Rose had low expectations when he started the group and began posting about it on Delco neighborhood Facebook pages in February, but he immediately began receiving messages from people interested in joining, along with those who told him, in no uncertain terms, to go to hell.

“The Media [Facebook page], those guys would have burned me at the stake if they got their hands on me,” he said. “Whereas Springfield, on the other hand, was pretty open and even welcoming.”

Rose said there are 300 members of Satanic Delco, from medical professionals to moms (”We’ve got a lot of moms”), but the group has no physical site. While COVID-19 put a damper on their activities, members were still able to collect items for the group’s first official action, its “To Hell with Homelessness” campaign.
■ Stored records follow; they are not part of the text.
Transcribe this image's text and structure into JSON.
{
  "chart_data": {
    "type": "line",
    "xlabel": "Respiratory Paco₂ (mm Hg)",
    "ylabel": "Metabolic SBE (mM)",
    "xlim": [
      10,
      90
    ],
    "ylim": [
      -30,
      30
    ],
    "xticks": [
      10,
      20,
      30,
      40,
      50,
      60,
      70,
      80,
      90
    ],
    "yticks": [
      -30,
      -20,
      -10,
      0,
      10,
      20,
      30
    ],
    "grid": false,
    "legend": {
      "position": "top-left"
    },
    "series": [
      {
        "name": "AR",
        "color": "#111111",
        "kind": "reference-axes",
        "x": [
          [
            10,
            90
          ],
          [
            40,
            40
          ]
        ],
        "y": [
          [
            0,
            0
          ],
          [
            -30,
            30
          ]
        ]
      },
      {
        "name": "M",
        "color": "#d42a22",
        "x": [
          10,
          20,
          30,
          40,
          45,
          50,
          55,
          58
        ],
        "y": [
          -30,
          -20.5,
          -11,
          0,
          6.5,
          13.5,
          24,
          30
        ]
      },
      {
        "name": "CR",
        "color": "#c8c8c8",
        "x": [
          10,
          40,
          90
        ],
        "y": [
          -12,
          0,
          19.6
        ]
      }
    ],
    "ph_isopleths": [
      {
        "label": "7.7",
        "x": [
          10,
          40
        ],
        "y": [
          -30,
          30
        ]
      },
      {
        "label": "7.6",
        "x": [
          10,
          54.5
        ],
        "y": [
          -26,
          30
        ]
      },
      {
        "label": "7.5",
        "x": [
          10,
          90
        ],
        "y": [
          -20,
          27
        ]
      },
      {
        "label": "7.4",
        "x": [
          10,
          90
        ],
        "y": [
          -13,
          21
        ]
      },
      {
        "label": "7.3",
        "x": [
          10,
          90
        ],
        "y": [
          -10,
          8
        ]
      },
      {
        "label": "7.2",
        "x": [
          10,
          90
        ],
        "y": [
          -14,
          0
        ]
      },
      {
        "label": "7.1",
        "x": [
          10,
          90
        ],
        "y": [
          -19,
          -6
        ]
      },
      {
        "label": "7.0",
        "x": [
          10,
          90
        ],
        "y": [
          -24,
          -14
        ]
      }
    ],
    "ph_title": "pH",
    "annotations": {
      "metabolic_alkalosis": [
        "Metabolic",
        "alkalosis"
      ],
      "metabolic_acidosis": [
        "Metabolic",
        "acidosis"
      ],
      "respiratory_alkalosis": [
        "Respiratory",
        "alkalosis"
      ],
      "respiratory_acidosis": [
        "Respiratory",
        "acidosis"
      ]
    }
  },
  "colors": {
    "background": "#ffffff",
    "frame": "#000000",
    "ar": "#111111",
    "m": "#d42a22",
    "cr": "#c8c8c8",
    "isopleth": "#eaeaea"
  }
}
“I wanted us to serve a purpose,” Rose said. “This is a way for us to show you what we’re about because this is what we do.”

On Aug. 22, 14 members — with tattoos ranging from the leg lamp in A Christmas Story to a quote from Rage Against the Machine — came together to hand out 50 brightly colored tote bags filled with essentials on the streets of Upper Darby.

They didn’t even get out of the parking garage before they encountered four people in need.

Rose handed a blue tote bag to an older man with a white Santa Claus beard and explained what was within.

“This will help us more than you know,” the man said. “Thanks for the help. You guys are awesome.”